Major medical distributors are up for the year, on average easily surpassing the S&P this year. The industry's big three -- McKesson (MCK -0.15%), AmerisourceBergen (COR -0.01%), and Cardinal Health (CAH 0.30%) -- have an advantage of scale that make them great long-term ideas for anyone looking for a solid investment. Here's why.
You can't overlook their dividends
All three have solid dividends. McKesson has raised its quarterly dividend for seven consecutive years and bumped its quarterly dividend 5% this year to $0.41 per share. It has a solid yield of 1.01% that's well backed with a conservative 10.97% payout ratio, trailing twelve months (TTM).

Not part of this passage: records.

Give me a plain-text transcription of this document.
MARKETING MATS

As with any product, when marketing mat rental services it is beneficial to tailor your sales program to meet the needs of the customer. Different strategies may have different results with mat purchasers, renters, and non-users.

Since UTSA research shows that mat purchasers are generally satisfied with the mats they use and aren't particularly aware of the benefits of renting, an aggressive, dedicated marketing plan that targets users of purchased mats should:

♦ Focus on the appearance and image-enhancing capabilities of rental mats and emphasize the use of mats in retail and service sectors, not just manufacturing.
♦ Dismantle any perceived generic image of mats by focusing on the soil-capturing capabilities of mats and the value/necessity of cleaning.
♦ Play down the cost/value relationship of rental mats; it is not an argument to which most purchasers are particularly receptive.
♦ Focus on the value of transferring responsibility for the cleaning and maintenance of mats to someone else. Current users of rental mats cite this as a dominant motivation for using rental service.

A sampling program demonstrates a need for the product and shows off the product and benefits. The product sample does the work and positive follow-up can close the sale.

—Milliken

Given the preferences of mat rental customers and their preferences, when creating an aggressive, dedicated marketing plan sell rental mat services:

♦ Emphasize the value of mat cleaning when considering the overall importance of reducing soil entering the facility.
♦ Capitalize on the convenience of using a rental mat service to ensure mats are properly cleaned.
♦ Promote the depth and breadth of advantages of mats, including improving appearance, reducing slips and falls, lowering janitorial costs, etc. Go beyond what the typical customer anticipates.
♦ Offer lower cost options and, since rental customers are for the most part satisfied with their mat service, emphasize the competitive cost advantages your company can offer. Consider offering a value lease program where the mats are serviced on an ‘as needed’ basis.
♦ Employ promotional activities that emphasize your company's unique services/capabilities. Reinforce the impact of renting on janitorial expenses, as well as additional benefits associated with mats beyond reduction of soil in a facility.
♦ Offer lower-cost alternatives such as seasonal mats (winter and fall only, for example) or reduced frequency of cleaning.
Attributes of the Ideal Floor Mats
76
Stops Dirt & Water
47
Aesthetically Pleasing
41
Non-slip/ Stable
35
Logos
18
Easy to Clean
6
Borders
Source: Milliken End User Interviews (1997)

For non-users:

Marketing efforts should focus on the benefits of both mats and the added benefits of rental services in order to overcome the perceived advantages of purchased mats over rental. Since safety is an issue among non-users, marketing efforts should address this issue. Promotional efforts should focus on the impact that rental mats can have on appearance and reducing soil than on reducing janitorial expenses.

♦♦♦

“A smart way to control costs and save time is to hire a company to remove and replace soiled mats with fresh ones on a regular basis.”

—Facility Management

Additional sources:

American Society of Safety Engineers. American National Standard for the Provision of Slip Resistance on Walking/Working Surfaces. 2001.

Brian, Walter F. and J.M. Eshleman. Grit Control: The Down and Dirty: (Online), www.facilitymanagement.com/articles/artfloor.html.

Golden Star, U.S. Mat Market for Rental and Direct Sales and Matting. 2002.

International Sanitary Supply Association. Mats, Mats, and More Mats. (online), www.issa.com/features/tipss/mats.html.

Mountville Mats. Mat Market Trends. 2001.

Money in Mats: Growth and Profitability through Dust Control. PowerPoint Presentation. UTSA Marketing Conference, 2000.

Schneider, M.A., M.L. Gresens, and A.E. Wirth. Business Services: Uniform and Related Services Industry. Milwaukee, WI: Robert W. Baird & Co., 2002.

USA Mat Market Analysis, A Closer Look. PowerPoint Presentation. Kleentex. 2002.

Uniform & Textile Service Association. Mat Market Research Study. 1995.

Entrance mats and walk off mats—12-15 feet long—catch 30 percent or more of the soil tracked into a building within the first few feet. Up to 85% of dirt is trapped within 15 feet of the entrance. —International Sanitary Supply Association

Cardinal has 15 consecutive years of dividend growth. The company just raised its quarterly dividend by 25% to $0.49 per share, giving it a nice yield of 3.49% with a sustainable payout ratio of 36.36% (TTM).
AmerisourceBergen also has 15 years of consecutive dividend growth. It raised its quarterly dividend 5% this year to $0.42 per share with a yield of 1.69%. Like McKesson, it has a conservative payout ratio of 23.70% (TTM).
McKesson has had a huge year
The Irving, Texas company is the biggest of the three. Its fourth quarter revenues were $58.5 billion, up 12%, and full-year revenues were $231.1 billion, up 8%. A lot of the company's growth was in its U.S. Pharmaceutical and Specialty Solutions segment, which saw revenues rise $13%. Its medical-surgical solutions segment did equally well, with revenues of $2.2 billion, up 13%.
McKesson's fourth quarter adjusted earnings per diluted share were $4.27 compared to $3.69 a year ago, an increase of 16%. Even with COVID-19 concerns, the company said it expects 2% to 4% growth in 2021.
Then there's the share price, which as of Tuesday, has risen 17.9% for the year. On Tuesday, it closed at $163.19, with its 52-week high of $172.18 within sight.
AmerisourceBergen may be the best bargain
AmerisourceBergen, located in Valley Forge, Pa., is trading, as of Tuesday, at $98.66, up 13.64% since the start of the year and close to its 52-week high of $98.74.
It's still a bargain if you look at the company's most recent earnings. In the second quarter, revenue was $47.4 billion, 9.5% above what it was in the same quarter, year over year. It also had Generally Accepted Accounting Principles (GAAP) diluted earnings per share of $4.69, a dramatic 3,469.2% jump from the same quarter in 2019. The company is in a strong cash position with $3.69 billion.
While things are going boffo, the company did lower its earnings per share guidance for fiscal 2020 to a range of $7.35 to $7.65, down from its previous estimate of $7.55 to $7.80, because of coronavirus concerns.
Cardinal's growth has been more impressive lately
Cardinal Health, located in Dublin, Ohio, is the smallest of the three and has had more modest, but solid growth this year.
In the third quarter, Cardinal reported revenue of $39.2 billion, up 11% over the same quarter in 2019, driven in large part by its pharmaceutical segment, which had $35.1 billion in revenue, up 12%. Its medical segment had revenue of $4.1 billion, a 5% rise, year over year.
Cardinal's consolidated operating earnings were $719 million, an increase of 8%. Its diluted earnings per share attributable to Cardinal were $1.19, up 20% from 2019.
Despite expecting more coronavirus headwinds in the fourth quarter, the company is sticking with its full-year guidance of non-GAAP diluted earnings per share between $5.20 and $5.40.
Its stock price started out at $50.58 on Jan. 1, dropped to a low of $41.00 on March 23, but since then has risen 36% to $55.77, as of Tuesday, which is up 10% for the year.
This trio makes it hard to make a bad decision
At a minimum, an investment in any of the three on Jan. 1 would have netted you 10% and possibly as much as 17.9% this year. If you bought in during late February or early March, you would likely have seen a bigger rise. Add in the added bonus of a solid dividend with all three, and it makes them nice long-term plays.
Of the three, Cardinal may be the best priced, with a price to earnings (P/E) ratio of 10.55%. Amerisource Bergen is also well-priced with a P/E of 12.98%. McKesson's stock has had the best run so far of the three, but its P/E is a little pricier at 31.81%.